Le décollage du dégroupage total et de la téléphonie sur IP
Les services associés à l’internet haut débit, tel que la téléphonie sur IP et la télévision via internet, sont en plein essor : ces nouveaux services sont fortement mis en avant par les opérateurs alternatifs, et la progression de cette offre sur le territoire va de pair avec l’avancée de l’éligibilité au haut débit et celle du dégroupage.
Notamment, la téléphonie sur IP semble avoir conquis son public, et les abonnés envisagent de plus en plus sérieusement de s’affranchir de leur abonnement téléphonique chez France Telecom. Près de la moitié des ménages interrogés dans l’enquête SVM-Gfk considèrent comme fiables les offres téléphoniques des fournisseurs d’accès internet, même si encore 38% des foyers disent vouloir rester fidèle à France Télécom. Rappelons que les chiffres du dégroupage total ont été particulièrement marquants 2005 : ce sont 600 000 lignes totalement dégroupées fin 2005, contre moins de 100 000 l’année précédente (voir schéma ci-contre).
D’ailleurs le volume des communications par le téléphone fixe diminue lentement (-1,3% entre 2004 et 2005), au profit du téléphone mobile et de la téléphonie sur IP. Cette baisse devrait se confirmer dans les mois ou années à venir.
Du côté des entreprises, l’enquête BNP-Paribas montre que sur les quelques 20% de PME désirant renouveler leur abonnement téléphonique, 30% pensent opter pour la VoIP. Alors qu’aujourd’hui la VoIP ne serait utilisée que par 2% des entreprises (d’après une étude de Ilexia et Scholè Marketing) , 2006 va sans doute marquer un grand changement dans la téléphonie sur IP.
Conclusion
2005 marque une réelle avancée dans l’appropriation du haut débit, que ce soit chez les particuliers ou les PME : les comportements constatés à la fois en terme d’usages et d’équipement le démontrent.
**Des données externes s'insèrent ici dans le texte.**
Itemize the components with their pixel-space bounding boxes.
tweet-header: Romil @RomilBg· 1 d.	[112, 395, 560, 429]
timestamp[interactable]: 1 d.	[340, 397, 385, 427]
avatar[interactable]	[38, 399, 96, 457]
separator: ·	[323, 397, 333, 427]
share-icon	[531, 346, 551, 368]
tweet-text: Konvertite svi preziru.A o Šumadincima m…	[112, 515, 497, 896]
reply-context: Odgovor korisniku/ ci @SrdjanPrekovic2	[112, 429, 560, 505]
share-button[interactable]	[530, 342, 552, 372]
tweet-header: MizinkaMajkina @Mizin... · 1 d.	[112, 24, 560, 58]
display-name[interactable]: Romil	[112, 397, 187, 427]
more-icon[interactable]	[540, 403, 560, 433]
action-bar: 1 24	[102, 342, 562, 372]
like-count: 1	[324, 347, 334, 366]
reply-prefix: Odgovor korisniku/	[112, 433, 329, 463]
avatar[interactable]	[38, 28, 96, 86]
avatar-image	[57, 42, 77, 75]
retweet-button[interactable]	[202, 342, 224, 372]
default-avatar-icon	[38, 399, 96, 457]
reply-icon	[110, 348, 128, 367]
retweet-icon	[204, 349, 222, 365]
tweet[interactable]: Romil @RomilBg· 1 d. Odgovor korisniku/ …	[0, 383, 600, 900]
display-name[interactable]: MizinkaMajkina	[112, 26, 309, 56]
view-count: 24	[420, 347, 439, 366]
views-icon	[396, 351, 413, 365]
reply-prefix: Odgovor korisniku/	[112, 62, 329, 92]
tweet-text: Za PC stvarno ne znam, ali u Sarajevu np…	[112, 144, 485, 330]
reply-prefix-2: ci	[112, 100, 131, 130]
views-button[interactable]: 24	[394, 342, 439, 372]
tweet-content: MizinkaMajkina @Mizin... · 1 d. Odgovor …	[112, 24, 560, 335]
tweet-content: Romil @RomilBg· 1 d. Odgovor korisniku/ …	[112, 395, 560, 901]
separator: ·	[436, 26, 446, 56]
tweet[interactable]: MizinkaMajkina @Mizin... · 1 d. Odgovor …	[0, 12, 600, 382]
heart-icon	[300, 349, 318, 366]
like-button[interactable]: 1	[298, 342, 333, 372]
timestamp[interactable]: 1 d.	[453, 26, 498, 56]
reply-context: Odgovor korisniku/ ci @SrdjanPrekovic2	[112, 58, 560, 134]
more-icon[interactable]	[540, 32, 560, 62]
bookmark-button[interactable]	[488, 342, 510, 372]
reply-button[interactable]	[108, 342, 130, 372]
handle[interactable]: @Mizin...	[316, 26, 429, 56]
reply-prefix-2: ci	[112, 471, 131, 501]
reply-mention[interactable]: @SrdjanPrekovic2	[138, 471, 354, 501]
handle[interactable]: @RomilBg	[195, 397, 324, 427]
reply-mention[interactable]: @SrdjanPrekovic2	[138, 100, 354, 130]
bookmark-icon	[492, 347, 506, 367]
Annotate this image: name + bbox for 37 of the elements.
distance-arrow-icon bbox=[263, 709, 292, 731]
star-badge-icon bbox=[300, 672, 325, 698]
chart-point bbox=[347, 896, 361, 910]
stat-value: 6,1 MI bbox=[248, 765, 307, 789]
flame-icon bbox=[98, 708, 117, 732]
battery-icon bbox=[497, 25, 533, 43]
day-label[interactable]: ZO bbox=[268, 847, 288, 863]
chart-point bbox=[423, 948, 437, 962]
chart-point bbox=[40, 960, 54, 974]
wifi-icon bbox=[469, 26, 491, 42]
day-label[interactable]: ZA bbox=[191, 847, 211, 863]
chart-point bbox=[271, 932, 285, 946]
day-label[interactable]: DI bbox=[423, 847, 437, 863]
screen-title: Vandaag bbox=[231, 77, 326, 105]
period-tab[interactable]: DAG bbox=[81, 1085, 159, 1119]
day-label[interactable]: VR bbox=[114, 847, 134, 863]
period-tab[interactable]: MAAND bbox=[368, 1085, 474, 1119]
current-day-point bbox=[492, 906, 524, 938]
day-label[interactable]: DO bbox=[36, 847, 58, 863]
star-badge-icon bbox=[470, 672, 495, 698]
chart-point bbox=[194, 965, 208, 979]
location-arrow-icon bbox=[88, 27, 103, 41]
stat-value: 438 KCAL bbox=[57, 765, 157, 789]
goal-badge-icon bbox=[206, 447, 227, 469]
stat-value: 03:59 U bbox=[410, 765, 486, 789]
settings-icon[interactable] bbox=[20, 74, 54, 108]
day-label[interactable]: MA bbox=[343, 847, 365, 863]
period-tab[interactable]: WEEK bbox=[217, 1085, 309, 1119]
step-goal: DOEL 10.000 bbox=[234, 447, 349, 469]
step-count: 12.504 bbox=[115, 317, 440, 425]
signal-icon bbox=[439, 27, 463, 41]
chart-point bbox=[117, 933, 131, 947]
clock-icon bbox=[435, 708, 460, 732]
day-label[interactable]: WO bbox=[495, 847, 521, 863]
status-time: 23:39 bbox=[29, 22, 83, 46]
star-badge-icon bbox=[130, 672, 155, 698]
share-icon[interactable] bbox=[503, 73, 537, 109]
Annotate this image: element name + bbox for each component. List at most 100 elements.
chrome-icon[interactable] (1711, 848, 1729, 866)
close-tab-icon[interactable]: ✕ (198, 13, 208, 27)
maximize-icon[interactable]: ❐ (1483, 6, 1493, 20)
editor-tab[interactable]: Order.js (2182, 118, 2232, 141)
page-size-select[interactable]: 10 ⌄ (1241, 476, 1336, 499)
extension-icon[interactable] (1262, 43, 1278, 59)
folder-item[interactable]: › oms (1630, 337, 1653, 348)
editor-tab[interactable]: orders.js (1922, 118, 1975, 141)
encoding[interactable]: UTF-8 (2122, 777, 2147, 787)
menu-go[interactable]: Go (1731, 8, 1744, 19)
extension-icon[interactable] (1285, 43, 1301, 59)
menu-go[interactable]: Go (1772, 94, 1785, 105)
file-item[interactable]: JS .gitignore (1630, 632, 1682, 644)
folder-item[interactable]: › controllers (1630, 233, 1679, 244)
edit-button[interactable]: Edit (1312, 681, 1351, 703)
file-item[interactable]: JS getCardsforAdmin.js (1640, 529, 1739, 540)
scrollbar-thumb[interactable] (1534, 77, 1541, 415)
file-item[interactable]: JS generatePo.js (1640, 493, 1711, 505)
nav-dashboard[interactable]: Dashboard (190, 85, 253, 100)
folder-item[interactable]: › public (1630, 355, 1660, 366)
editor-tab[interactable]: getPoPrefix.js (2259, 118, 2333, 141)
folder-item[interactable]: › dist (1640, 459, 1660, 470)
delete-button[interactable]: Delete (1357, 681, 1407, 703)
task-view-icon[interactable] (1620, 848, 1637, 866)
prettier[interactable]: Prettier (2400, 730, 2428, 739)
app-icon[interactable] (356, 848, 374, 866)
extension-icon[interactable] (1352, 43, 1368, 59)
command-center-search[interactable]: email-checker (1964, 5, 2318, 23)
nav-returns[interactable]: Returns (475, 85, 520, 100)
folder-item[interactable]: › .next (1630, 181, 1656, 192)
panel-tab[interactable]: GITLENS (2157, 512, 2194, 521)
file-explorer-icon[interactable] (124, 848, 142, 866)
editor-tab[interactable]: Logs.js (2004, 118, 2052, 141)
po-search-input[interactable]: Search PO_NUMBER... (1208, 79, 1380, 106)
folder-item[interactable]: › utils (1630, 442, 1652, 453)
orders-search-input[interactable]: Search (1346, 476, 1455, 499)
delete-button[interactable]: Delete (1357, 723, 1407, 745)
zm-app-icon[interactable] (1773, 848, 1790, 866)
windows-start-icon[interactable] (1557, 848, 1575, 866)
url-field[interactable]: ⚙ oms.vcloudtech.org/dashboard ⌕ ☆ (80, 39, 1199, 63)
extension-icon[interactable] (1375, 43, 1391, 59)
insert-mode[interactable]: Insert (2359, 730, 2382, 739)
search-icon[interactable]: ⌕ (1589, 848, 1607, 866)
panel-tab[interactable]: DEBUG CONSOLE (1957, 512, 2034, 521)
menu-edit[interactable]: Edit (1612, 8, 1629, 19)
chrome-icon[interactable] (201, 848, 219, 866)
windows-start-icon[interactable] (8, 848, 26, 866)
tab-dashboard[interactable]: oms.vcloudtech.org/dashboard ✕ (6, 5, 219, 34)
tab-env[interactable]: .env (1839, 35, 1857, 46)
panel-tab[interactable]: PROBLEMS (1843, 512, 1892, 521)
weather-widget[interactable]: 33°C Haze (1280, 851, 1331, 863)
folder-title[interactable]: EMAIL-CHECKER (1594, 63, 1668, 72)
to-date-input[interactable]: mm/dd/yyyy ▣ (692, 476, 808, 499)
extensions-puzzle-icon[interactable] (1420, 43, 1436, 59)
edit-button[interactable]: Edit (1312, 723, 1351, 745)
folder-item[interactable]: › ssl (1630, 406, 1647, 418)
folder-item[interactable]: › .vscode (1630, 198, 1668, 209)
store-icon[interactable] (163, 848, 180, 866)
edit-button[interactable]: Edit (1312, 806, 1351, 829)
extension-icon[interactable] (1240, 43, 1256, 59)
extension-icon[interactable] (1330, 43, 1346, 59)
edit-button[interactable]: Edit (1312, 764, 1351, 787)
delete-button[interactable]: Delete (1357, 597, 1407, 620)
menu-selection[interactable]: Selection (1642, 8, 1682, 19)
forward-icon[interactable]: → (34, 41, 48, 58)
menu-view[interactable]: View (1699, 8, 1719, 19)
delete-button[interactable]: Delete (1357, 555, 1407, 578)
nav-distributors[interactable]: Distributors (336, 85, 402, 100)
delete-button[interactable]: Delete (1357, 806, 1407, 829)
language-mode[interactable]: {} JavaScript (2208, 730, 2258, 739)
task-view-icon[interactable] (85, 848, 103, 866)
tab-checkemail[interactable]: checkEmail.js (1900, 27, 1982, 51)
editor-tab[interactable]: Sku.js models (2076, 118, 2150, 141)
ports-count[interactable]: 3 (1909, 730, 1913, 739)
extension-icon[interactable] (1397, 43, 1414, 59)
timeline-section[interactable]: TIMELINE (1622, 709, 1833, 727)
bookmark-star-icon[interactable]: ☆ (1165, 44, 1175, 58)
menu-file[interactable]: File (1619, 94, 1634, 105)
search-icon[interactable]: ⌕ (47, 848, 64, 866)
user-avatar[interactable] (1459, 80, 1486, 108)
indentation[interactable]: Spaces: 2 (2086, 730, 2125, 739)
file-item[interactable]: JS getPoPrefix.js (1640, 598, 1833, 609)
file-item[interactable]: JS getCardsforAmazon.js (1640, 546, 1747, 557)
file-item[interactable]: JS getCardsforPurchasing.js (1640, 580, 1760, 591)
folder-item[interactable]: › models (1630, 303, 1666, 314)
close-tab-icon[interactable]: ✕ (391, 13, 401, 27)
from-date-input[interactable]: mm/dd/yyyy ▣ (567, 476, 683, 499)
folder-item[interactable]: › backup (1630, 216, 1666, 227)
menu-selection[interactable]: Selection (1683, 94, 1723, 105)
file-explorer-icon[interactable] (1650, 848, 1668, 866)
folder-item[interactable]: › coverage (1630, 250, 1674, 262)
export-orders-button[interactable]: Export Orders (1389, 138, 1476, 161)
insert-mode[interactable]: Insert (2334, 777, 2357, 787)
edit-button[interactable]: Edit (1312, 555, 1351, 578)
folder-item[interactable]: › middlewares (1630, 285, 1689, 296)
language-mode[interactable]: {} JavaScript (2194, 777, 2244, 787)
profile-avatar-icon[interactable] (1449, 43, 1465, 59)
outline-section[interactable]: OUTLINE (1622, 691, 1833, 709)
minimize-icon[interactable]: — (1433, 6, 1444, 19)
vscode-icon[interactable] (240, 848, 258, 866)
Il ne s’agit cependant qu’un pas de plus dans cette progression : on semble loin d’avoir atteint toute forme d’asymptote qui traduirait l’aboutissement de la dynamique du haut débit. Par ailleurs, des chiffres dénonciateurs d’inégalités et d’isolement persistent et ne se résorbent que lentement : c’est le cas de la disparité géographique, principalement entre milieux denses et territoires isolés. Cet écart, révélé ici en terme de pénétration dans les foyers ou les entreprises, se traduit au niveau plus global du développement d’un territoire. La lenteur de la résorption de ces écarts peut avoir des conséquences sérieuses à long terme et handicaper fortement certains territoires.